Preparation of colloidal submicrometre spheres with low-optical absorption via double laser-induced in liquid

The exciting properties of submicrometre sphere particles have been employed in many fields, such as the selective intervention characteristics and the size effect was widely used in the fields of biomedicine and sensing. However, the main synthesized methods at present were chemical or mechanical types, and several drawbacks existed. Recently, single pulsed laser irradiation in liquid has been confirmed as an innovative approach for fabrication of the submicrometre sphere particles due to the different optical absorption of precursor materials in a liquid phase, and many sphere particles for metal or alloy materials could be successfully synthesized.

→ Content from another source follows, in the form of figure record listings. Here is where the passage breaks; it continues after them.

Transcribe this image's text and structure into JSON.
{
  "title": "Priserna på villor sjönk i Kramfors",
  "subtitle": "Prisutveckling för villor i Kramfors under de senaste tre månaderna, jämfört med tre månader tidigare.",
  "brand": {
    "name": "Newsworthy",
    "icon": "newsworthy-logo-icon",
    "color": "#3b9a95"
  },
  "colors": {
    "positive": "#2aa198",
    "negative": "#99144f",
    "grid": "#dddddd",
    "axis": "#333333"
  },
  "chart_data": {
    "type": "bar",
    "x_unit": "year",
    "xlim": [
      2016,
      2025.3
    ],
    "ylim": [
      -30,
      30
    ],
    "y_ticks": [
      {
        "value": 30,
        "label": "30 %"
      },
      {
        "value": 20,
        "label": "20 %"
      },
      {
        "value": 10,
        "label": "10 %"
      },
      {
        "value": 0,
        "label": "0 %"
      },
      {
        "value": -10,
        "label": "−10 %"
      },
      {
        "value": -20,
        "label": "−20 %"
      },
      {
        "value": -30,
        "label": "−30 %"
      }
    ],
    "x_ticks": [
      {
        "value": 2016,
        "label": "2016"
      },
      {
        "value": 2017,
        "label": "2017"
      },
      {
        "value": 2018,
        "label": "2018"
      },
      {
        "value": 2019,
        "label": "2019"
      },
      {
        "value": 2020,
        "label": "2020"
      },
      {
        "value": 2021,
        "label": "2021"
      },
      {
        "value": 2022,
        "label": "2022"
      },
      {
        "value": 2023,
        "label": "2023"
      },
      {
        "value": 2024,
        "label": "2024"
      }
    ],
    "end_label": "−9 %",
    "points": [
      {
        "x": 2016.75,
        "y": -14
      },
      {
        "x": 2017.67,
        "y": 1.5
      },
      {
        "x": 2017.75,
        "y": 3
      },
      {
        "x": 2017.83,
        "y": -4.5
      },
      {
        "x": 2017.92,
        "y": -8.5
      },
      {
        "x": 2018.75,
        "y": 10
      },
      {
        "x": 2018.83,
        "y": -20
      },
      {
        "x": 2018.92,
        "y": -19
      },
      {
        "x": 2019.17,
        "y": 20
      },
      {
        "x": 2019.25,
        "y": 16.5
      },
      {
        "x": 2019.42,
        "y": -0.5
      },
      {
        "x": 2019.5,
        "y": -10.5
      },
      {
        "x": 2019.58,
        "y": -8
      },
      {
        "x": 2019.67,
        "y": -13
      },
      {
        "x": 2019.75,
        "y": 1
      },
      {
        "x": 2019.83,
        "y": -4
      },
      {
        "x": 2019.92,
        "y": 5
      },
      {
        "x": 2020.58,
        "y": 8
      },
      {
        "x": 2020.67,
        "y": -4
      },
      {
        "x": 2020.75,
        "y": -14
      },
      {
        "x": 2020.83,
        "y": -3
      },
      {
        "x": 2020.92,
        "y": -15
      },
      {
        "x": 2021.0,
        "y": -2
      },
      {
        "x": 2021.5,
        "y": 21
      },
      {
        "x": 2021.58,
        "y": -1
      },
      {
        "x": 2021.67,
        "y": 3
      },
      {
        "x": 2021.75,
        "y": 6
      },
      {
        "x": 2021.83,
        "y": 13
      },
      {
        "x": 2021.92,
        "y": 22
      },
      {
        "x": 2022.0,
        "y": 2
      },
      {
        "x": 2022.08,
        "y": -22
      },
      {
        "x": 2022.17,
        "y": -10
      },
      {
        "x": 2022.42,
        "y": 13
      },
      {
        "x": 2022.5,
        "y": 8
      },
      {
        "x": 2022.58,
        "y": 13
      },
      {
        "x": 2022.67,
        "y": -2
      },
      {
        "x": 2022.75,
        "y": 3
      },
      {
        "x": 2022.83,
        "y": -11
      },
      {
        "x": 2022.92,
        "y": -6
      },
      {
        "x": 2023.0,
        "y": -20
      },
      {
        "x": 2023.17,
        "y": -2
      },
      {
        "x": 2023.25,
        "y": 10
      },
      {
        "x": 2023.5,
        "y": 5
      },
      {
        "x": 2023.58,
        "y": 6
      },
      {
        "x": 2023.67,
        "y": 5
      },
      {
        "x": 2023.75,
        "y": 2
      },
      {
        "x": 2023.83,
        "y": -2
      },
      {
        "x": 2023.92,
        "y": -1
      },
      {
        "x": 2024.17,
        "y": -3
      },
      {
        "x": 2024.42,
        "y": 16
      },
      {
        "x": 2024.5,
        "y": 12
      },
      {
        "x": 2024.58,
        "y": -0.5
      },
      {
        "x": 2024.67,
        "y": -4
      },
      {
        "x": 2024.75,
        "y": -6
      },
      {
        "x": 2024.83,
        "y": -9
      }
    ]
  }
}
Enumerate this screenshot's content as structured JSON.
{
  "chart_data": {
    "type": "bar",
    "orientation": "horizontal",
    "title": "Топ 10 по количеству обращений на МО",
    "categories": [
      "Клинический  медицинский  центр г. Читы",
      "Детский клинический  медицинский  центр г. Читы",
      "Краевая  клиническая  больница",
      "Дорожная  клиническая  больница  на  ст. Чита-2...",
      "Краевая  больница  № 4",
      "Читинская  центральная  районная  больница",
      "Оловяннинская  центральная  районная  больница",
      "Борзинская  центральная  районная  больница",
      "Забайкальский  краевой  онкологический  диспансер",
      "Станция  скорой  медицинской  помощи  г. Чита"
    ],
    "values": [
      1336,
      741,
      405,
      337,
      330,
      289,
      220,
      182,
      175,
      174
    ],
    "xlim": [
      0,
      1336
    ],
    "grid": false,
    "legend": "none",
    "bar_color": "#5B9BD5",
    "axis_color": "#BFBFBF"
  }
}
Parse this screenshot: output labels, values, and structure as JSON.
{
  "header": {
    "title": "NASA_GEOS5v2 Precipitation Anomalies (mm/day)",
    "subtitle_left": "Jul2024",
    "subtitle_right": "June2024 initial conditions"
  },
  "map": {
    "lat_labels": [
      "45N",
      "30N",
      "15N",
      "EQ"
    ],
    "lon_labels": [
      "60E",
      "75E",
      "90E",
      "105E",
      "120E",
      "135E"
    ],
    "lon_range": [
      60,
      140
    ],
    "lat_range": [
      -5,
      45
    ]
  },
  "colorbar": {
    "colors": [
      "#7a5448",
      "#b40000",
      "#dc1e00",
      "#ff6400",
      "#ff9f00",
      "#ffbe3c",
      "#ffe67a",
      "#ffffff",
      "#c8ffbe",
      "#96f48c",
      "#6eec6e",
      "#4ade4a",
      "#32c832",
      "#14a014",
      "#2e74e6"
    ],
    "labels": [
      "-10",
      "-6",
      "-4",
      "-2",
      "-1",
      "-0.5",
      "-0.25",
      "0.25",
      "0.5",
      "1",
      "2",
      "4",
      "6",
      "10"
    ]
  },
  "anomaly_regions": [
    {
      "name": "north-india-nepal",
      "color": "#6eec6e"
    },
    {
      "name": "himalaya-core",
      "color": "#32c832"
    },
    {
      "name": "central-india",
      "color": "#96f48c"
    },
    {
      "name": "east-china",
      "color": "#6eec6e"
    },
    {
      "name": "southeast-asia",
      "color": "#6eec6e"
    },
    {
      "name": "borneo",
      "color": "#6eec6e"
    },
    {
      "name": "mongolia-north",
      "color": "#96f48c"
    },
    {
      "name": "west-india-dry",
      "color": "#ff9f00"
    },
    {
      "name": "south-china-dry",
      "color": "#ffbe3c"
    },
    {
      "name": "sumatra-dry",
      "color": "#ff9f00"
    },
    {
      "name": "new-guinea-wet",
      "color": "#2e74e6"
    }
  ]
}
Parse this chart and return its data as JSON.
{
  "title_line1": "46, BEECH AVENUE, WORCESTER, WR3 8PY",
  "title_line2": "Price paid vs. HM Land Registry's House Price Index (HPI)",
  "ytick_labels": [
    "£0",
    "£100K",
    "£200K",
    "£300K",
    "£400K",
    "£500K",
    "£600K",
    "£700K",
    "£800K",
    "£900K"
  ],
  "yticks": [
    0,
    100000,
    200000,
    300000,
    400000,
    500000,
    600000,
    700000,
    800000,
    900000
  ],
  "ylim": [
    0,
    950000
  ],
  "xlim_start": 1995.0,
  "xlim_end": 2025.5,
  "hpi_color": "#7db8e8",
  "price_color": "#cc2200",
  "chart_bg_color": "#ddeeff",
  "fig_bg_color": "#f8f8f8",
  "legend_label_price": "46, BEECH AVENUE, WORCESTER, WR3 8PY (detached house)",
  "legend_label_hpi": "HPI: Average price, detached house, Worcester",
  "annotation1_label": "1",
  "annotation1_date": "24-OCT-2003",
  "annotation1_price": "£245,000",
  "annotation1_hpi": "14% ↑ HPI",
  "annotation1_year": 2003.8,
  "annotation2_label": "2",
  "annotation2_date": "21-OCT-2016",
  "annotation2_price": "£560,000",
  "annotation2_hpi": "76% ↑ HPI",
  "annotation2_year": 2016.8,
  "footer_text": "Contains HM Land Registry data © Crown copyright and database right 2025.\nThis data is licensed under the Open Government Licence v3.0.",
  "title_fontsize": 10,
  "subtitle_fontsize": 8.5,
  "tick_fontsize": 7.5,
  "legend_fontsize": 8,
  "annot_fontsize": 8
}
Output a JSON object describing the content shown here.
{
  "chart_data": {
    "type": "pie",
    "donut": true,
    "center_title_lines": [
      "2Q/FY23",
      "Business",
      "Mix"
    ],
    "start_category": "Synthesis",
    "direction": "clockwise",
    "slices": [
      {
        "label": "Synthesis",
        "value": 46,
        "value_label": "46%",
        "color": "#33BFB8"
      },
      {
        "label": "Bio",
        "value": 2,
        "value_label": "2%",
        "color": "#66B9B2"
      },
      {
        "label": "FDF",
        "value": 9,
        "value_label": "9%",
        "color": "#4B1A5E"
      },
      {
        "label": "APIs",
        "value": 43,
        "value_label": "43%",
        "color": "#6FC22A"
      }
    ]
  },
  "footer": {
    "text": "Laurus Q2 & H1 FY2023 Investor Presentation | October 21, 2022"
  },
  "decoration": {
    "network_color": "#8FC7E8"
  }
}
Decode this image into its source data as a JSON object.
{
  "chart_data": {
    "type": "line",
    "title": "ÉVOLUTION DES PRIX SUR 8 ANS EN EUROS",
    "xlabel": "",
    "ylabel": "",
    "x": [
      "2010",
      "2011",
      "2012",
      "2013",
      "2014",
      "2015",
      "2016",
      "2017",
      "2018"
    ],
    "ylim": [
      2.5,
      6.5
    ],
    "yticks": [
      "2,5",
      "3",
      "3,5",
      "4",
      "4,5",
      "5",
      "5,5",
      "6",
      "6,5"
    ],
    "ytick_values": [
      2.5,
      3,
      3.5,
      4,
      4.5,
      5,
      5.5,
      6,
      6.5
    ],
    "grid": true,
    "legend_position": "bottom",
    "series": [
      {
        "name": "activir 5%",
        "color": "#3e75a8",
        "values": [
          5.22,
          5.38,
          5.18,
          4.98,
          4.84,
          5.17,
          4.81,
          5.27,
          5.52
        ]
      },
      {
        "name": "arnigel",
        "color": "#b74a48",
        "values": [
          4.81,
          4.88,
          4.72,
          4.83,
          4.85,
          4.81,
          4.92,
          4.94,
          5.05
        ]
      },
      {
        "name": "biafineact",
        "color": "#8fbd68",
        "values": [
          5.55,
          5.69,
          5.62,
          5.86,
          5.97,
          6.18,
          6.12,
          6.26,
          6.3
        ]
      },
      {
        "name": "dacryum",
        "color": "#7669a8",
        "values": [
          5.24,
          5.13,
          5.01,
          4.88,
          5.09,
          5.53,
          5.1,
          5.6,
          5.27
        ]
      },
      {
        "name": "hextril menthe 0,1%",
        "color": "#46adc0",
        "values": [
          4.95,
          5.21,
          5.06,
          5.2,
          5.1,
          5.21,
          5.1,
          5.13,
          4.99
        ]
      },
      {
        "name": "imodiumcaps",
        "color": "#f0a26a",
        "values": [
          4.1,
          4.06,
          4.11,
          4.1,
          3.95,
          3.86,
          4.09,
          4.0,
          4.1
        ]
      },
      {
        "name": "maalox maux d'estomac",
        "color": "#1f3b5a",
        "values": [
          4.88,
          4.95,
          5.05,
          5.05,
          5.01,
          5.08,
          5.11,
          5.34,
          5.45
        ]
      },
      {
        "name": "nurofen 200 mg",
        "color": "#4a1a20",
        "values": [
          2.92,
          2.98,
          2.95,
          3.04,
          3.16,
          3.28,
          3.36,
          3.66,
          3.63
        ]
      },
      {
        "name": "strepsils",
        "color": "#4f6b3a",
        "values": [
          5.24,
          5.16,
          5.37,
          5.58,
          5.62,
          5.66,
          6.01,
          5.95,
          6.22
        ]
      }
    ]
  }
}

However, most of the semiconductor materials with low-optical absorption were disabled in this way, due to the laser energy under a proper wavelength was forbidden by the intrinsic wide bandgap of the semiconductor. Herein, based on the property of optical absorption, a double laser system was constructed to heat and assist fabrication by resonating wavelength matching. In the experiment section, the wide bandgap nanomaterials TiO2 was employed as the precursor and irradiated at the proper wavelength that originated from the optical absorption spectrum (532 nm for Nd: YAG laser and 324 nm for OPO laser, respectively). The results indicated that the submicrometre sphere particles could be well synthesized, and the morphology, optical absorption property was obtained improvement than that way of a single pulse.